Major sectors are trading below the 50 day line and I’m expecting more vulnerability in the key sectors ahead. The Financial sector is now once again trading below the 50 day moving average and upcoming interest rate hike is already priced into the current market cycle and won’t add much upside to Financials over the near term.


Some savy investors and traders will argue that the tech sector which is not related to financials remains near all time highs and with very little vulnerability at this time.

The problem I’m seeing with the overall tech sector is two fold: first we have momentum levels that continue to decline rapidly, while price remains near firm. This tells us that the percentage of stocks causing upside is declining and that leads to short term corrective vulnerability in the tech.

Lastly and equally important is the SOXX Index, which tracks the semiconductor sector. The recent strength from the chips has been spilling over into the overall tech sector and has caused renewed strength in recent days.

The problem with the SOXX Index is the simple fact that chips are reaching into extreme overbought territory, which will limit the upside and cause weakness to increase in coming days in the overall NASDAQ – which is heavily influenced by the semiconductor index.
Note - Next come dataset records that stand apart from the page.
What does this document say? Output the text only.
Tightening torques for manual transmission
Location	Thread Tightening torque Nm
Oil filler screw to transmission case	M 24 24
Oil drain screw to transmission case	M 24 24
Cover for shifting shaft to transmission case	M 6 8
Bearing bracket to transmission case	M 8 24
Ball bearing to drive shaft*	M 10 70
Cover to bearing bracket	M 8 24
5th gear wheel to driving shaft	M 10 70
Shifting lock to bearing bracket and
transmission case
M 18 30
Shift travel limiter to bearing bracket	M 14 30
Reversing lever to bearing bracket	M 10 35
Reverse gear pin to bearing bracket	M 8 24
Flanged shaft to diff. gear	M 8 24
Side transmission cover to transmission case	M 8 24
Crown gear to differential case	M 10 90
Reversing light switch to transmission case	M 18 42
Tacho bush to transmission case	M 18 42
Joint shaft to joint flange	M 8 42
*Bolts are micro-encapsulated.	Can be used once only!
Notice that price is diverging from the oscillator and that’s aside from 10 day RSI moving into overbought territory to the upside in recent days. Expect pressure to move in to the SOXX index which will cause price to move lower and violate the 50 day line to the downside in the coming days.

Finally, if you have doubt about my analysis – take a look at the mid caps which typically lead the market due to high concentration of speculative stocks.


Remember, investors accumulate speculative stocks aggressively during bull market cycles and the present scenario is telling us that retail investors are becoming a bit more cautious.

Expect more downside from the overall market in the coming days.